By: Xiaopeng Chen
I started teaching Chinese three years ago after my 25-year career as a mechanical engineer. The school I work for happens to be one of the Confucius Institute Classrooms. I have to say that teaching Chinese is the most rewarding job in my whole career. The sweet greetings in the mornings and at the end of each school day, along with my students saying, “I cannot wait until my next Chinese class,” make my day, every day. Writing this article brings me back to day one of my teaching career…
I appreciate that I have the opportunity to introduce Chinese to my students.
During the first semester I taught school, I introduced the Confucius Institute organization to my students. However, I accidently pronounced “Confucius” as “Confusion”. One of my students raised his hand and asked, “Confusion organization? What organization is that?” I laughed when I realized what I did. I told him, “That is correct. Education should not be “Confusion” at all!” Every time I think back to that first semester three years ago, it makes me smile.
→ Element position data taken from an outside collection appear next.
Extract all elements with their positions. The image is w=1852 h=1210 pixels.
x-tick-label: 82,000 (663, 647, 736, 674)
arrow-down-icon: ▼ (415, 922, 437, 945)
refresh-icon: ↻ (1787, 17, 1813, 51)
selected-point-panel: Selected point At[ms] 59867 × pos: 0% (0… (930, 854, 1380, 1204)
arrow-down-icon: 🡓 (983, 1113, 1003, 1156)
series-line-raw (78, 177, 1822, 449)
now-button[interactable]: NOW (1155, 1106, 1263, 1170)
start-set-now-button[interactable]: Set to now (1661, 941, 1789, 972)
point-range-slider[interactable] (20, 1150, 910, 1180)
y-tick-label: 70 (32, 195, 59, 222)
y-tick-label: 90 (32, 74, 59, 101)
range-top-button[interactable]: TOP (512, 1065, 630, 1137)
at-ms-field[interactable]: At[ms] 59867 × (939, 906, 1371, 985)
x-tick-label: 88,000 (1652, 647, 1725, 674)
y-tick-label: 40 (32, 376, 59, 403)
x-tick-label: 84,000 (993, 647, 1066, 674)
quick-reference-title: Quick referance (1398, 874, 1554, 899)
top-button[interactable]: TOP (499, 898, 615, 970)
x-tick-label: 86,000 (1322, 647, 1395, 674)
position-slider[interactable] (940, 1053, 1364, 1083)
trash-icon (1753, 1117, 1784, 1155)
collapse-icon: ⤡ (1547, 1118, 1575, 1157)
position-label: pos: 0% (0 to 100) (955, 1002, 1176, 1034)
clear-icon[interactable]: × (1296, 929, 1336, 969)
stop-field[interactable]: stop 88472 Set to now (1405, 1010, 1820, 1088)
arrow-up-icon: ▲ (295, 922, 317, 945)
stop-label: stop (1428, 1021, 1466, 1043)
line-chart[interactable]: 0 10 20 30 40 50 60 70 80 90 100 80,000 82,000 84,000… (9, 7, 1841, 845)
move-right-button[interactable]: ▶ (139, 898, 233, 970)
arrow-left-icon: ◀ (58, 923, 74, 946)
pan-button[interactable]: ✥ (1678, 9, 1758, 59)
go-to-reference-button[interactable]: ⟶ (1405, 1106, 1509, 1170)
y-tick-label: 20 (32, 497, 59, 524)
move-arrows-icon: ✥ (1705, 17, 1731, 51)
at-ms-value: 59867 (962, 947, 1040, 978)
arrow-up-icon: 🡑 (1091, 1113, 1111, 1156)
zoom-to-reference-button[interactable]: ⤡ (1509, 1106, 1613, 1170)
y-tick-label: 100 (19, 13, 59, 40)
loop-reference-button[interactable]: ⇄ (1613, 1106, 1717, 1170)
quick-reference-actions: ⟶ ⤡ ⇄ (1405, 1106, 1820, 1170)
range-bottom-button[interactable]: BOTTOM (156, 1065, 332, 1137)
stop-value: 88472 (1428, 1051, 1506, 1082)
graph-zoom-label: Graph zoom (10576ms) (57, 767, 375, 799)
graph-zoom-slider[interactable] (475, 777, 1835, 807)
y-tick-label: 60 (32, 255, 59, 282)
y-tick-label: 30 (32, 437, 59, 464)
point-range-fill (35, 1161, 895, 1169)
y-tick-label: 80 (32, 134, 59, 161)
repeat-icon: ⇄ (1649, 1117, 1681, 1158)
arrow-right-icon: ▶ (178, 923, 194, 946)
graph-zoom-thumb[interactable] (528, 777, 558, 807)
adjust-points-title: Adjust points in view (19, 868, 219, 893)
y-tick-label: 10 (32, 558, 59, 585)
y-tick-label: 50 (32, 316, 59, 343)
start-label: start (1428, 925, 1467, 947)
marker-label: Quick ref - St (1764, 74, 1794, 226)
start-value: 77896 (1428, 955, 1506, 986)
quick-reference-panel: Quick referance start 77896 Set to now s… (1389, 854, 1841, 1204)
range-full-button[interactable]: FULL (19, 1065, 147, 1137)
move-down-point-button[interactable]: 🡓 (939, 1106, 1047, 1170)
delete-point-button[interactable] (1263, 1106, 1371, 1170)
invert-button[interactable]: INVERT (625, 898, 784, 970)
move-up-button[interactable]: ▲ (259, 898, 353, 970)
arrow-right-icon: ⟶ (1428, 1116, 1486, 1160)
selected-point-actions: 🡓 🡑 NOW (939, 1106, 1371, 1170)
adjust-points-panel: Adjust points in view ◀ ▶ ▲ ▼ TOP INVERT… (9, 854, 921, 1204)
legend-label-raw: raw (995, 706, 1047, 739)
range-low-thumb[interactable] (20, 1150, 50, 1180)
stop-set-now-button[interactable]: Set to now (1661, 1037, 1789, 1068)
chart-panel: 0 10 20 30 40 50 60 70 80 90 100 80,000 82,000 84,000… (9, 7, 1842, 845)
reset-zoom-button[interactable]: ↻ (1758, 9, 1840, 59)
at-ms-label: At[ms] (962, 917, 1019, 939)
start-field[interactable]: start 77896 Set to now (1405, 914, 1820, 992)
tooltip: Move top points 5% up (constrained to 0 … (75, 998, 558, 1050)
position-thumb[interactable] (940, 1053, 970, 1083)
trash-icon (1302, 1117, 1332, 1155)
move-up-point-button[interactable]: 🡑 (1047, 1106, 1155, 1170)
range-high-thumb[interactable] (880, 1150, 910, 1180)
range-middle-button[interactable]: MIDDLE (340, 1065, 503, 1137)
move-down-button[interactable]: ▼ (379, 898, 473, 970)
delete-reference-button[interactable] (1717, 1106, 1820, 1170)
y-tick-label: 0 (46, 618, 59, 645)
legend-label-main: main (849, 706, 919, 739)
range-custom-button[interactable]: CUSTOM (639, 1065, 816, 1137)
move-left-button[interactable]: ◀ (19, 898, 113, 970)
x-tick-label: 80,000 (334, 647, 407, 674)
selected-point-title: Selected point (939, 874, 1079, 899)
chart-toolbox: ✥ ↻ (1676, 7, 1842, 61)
I also had another student who transferred from a public school to our private school. She told me: “Teacher Chen, do you know why I transferred from my other school to here?” I shook my head with absolutely no clue. She said, “I made my decision because I observed your Chinese class on my shadow day. You were teaching students to make Chinese lanterns for Chinese New Year. Those beautiful lanterns and amazing characters guided me here.”
One of my students’ mom told me a story. Her son played the piano at home and started singing in Chinese. His grandparents thought the song was beautiful. They asked, “Is this the Chinese song you learned at school? It is so beautiful!” His sister, who goes to the same school and learned Chinese as well, replied “No. It’s just music with the Chinese numbers he learned.” Everybody laughed. His grandparents could not believe he was just singing the Chinese numbers to music. They kept insisting, “The song is just so beautiful!” The other cute thing that my students constantly complain about is that Chinese characters are hard to “draw”. I continually correct them that Chinese characters are “written” not “drawn”. Now students do not say “draw Characters” anymore. They realize Chinese characters are not only pretty pictures but also used as communication tools.
For our seventh and eighth graders, we introduced the 2016-2018 Chinese National TV show “Cheers, Science!” in a native language speaking environment. Students showed a great interest in watching this show. The students make their guess on the science subjects using their knowledge they learned in their regular science and math classes, then they confirm their answers with the show. The science subjects and experiments evoke the students’ greatest interest. It is an eye-opening experience. One of my students wrote me a card when he graduated that said, “Thank you for making China seem truly great to me.”
I appreciate that I have the opportunity to introduce Chinese to my students. I cannot wait to see what future years of teaching Chinese language have in store for me! I am sure there will be many more enlightening, humorous and heart-warming stories to tell!